Steps to Embed Predictive Analytics into your Business

So, it’s not hard to see why effective predictive analytics offers organizations potentially remarkable strategic advantages, adding improved decision making to their applications and processes powering more effective, more precise, more profitable behavior.

However, to achieve the end goal of having the best predictive analytics models in place, one has to begin by embedding the practice of predictive analytics into the broader business.

Embedment is a process that consists of multiple stages – the five most important components of which are detailed here.


Get started by focusing on decisions

The value to your customers will come not from a predictive analytic model, but from the decisions that can be made more precisely, more reliably or more profitably thanks to it.

Since not all decisions would be equally impacted by predictive analytics, it is crucial to identify and focus on such decisions that can show momentum and establish the value of each predictive analytic model in business terms.  Said another way, it’s wise to reach for the “low hanging fruits”, the quick wins to start with.

Suitable decisions are usually data rich, measurable, action-oriented and valuable for the user. For each decision, it should be easy to assess —“THAT, which if only we knew would help us make a more accurate decision.”


Develop an Analytics Maturity Model

Not only does such a model provide the big picture of a predictive analytics program, but it also helps to identify where your initiatives need to go, where you should concentrate your attention to create more value for your data, and chart a roadmap for improvement. Besides, an effective model is also instrumental in helping businesses with actionable recommendations to rapidly advance their analytics initiatives and achieve enterprise goals.


Embed in Multiple Stages

Care must be taken not to bite off too much at once. It makes sense to start with a localized effort and expand systematically once you get going.
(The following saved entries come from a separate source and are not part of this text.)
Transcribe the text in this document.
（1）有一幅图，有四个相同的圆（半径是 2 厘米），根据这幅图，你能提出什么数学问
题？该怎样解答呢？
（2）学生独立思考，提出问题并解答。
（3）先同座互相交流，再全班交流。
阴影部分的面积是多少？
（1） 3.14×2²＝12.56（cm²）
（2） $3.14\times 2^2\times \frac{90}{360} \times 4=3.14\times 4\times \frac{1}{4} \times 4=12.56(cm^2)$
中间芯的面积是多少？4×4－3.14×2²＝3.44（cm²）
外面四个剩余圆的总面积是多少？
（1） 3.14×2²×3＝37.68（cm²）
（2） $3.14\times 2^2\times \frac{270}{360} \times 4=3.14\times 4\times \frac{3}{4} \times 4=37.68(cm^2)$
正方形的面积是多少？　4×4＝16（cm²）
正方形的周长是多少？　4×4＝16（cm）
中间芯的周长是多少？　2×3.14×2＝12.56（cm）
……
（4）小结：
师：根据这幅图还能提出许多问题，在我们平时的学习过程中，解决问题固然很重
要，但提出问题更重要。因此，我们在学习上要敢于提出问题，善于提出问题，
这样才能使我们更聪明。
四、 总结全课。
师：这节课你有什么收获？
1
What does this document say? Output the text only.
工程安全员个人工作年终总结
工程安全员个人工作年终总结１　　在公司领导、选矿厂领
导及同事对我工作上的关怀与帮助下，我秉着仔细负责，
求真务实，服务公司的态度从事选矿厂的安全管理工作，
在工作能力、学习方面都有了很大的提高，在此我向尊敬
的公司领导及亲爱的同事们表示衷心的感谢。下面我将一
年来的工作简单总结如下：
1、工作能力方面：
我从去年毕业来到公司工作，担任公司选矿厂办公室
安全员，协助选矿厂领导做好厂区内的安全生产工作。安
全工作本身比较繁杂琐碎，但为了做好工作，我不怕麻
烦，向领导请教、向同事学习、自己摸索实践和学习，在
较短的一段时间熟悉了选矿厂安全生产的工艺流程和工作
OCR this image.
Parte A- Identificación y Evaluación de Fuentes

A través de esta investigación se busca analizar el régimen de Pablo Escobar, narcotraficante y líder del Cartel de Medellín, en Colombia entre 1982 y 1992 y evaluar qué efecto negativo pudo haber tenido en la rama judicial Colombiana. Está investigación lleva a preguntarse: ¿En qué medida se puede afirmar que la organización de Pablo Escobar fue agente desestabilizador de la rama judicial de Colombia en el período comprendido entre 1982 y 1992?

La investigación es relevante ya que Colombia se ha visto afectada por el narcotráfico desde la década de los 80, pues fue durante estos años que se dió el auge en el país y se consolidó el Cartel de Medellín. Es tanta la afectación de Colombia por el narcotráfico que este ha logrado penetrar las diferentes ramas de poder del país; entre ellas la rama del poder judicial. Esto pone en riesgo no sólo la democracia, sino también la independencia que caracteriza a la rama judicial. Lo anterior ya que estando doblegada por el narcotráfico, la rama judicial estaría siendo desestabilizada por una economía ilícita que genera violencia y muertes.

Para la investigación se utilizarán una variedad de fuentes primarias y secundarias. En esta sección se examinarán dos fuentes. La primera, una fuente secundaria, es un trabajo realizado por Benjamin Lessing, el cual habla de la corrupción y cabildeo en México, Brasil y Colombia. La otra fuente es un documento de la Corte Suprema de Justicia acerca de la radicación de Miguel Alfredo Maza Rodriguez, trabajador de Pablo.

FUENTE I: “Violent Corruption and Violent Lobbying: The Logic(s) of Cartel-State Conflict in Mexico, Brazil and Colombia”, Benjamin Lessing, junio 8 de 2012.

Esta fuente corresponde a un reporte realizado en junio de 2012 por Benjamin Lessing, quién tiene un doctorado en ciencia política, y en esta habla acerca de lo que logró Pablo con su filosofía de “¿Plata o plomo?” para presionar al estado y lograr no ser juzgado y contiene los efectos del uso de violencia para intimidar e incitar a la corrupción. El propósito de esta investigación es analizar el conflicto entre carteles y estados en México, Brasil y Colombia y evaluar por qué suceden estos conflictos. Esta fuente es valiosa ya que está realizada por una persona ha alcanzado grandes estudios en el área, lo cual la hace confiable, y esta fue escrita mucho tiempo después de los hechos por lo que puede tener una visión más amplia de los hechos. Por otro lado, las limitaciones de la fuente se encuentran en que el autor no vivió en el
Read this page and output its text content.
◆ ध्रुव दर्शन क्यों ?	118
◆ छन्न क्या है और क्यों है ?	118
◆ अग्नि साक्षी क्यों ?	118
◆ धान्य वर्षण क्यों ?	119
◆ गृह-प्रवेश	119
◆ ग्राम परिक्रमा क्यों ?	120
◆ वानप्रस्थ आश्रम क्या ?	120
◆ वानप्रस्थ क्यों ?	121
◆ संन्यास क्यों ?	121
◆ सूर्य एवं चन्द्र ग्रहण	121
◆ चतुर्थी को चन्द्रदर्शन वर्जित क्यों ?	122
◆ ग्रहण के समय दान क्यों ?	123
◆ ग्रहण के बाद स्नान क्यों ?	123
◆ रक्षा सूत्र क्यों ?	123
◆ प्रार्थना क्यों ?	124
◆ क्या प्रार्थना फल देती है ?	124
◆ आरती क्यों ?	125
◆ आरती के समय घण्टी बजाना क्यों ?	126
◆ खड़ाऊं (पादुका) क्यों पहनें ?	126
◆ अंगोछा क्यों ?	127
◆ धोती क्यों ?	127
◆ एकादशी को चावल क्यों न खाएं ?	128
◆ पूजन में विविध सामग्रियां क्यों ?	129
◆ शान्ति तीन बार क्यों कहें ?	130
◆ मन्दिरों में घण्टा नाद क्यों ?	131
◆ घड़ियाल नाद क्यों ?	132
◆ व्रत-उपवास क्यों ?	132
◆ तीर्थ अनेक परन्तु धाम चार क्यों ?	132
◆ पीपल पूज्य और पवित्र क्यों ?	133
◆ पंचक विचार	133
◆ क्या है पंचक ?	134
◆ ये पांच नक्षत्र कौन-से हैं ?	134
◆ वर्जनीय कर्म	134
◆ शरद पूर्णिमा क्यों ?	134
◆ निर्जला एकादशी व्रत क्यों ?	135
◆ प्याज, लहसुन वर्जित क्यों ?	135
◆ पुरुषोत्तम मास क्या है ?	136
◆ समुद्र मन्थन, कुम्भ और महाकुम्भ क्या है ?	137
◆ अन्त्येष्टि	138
An iterative approach works best since it provides measurable wins at every stage, which can be communicated across the entire organization.


Sync up analytical modeling & reporting infrastructure

The analytics and business teams cannot get out of sync at any point- they have to be true partners to build the sort of agile, test-and-learn approach, which is needed throughout the embedment process. To achieve this, it is necessary to bring business and IT people into a multidisciplinary team early on in the process. This will allow end-users to gain a much more granular understanding of the wizardry that data analysts may seem to be performing, while enabling IT to significantly benefit from the expertise of business users.


Continuously Monitor Your Model’s Validity

In order to ensure that your results deliver the required degree of precision over the longer term, you must be prepared to invest a certain amount of rigorousness into predictive analytics.

It is imperative to continuously monitor the predictive power of the models in use, identify which ones are working well and which ones need to be refreshed. This approach ensures that the models in use stay current and effective.

Once a model’s success rate drops below a predefined level, it’s necessary to create a new model that is capable of predicting more reliable results. The challenger model must further be compared against multiple predictive models– by testing actual outcomes against prediction.

While all of this may appear relentlessly time-consuming and arduous, it would be foolish to overlook these aspects if you want to see the value of an investment in embedded analytics.

Final Thoughts

According to Nucleus, within seven years 90 % of business users will interact with analytics at least once a day – however, merely 15 % will actually realize it.  Organizations face two choices- either figure out how to embed predictive analytics to gain the competitive edge or get left behind by competitors that do.